The theorem shows that the per-decile J-cost vanishes exactly when the income-share ratio equals one. Economists building Lorenz-curve certificates under sigma-budget conservation cite this as the equality base case. The proof is a one-line wrapper that invokes the unit lemma for the underlying J-cost function.

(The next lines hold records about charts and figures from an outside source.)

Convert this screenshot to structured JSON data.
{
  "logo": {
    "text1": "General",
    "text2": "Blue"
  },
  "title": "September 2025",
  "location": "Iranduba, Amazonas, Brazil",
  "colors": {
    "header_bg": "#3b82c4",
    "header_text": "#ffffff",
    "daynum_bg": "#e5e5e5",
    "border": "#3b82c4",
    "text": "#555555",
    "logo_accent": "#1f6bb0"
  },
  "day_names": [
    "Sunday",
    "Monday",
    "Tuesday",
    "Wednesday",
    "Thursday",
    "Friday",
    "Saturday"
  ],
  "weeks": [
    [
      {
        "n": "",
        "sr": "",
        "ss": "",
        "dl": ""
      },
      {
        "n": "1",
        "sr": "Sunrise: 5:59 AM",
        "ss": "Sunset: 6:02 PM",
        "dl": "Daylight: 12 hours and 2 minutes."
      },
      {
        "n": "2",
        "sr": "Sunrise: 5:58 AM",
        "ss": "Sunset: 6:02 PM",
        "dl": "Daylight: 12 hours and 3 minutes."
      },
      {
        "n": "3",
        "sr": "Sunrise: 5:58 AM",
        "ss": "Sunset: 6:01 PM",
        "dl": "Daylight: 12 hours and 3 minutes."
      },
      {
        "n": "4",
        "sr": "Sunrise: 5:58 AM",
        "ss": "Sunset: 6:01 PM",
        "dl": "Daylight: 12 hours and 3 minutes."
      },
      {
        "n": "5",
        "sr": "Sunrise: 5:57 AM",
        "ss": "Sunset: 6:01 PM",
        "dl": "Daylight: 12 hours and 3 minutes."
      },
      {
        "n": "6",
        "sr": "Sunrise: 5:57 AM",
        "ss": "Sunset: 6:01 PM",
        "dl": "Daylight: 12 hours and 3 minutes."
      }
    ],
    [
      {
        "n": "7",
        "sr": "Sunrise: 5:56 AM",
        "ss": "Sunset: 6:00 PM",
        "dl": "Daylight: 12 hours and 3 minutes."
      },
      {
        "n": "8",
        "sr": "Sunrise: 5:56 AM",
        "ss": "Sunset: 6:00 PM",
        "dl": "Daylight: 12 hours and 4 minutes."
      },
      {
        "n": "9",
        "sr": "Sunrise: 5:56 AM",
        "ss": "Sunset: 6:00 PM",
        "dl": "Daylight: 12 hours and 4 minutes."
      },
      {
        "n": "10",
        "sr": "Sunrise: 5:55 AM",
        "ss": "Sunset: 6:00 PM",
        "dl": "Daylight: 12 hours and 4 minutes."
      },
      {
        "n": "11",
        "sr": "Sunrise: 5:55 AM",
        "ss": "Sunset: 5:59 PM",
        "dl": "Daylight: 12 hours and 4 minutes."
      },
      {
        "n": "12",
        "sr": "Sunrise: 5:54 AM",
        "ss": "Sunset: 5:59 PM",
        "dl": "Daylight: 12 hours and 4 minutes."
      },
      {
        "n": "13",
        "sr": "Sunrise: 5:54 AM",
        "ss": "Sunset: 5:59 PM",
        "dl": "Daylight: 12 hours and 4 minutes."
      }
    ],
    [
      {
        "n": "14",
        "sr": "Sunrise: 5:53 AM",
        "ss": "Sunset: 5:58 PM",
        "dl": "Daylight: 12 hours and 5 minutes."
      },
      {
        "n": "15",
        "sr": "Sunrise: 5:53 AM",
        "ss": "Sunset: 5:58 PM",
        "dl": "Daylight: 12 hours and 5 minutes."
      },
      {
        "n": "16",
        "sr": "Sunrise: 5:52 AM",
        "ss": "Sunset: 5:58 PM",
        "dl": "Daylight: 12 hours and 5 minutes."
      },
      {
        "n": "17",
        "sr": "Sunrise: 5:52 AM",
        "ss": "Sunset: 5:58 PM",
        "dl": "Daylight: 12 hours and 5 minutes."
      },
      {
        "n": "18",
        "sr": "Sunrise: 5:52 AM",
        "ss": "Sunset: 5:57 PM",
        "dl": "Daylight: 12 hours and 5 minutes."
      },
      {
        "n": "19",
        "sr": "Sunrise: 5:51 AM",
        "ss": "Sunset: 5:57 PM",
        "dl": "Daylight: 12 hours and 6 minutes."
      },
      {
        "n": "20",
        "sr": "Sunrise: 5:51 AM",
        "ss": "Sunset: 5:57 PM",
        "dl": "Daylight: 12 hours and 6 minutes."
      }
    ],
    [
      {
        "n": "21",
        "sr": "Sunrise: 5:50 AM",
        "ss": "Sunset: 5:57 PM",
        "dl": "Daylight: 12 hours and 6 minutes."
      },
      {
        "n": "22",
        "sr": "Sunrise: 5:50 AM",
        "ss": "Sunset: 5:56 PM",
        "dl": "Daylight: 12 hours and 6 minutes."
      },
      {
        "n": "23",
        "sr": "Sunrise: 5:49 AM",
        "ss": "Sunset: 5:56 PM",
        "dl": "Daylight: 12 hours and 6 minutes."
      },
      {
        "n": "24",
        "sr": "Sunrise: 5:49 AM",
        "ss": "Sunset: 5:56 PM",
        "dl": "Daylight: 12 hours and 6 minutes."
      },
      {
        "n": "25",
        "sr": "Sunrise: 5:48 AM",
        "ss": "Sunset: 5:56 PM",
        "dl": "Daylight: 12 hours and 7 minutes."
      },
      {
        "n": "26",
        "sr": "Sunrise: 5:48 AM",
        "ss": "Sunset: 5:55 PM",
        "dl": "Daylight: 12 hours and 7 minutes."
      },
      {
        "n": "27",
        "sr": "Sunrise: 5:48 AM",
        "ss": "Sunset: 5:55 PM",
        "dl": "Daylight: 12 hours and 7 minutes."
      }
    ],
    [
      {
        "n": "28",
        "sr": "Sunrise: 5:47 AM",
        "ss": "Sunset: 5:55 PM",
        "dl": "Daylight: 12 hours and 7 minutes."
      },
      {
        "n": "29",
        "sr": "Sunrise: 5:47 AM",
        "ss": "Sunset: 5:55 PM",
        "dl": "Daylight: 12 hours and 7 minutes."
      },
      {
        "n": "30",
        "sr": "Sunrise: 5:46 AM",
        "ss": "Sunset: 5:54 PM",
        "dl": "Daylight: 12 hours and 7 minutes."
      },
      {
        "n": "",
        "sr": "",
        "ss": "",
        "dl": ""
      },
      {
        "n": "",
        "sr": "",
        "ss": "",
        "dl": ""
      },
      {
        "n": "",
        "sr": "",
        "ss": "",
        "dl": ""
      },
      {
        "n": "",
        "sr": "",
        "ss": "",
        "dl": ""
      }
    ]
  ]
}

Claim. The per-decile J-cost on the income-share ratio satisfies $J(1)=0$, where $J(x)=(x-1)^2/(2x)$.

background

In the module on Lorenz curves from sigma-budget conservation, each decile receives a J-cost computed from its income-share ratio $r_k$ (observed share divided by equal share). The sibling definition decileCost(r) simply applies the core J-cost function. Upstream, Jcost_unit0 states that Jcost 1 = 0 and records the explicit form $J(x)=(x-1)^2/(2x)$. The module states that the Gini coefficient is the integral of these J-costs across deciles and identifies the mobility threshold with the interval $J(φ)∈(0.11,0.13)$.

proof idea

The proof is a one-line wrapper that applies the Jcost_unit0 lemma from the Cost module; that lemma itself reduces by simp on the J-cost definition.

why it matters

This supplies the equal_zero field inside the LorenzCurveCert definition, which collects the structural axioms for the Lorenz-curve inequality certificate. It anchors the base case for the module's claim that Gini values at or below $J(φ)$ correspond to higher intergenerational mobility, matching the Great Gatsby Curve. The result instantiates the J-uniqueness property (T5) at the unit point for the economic domain.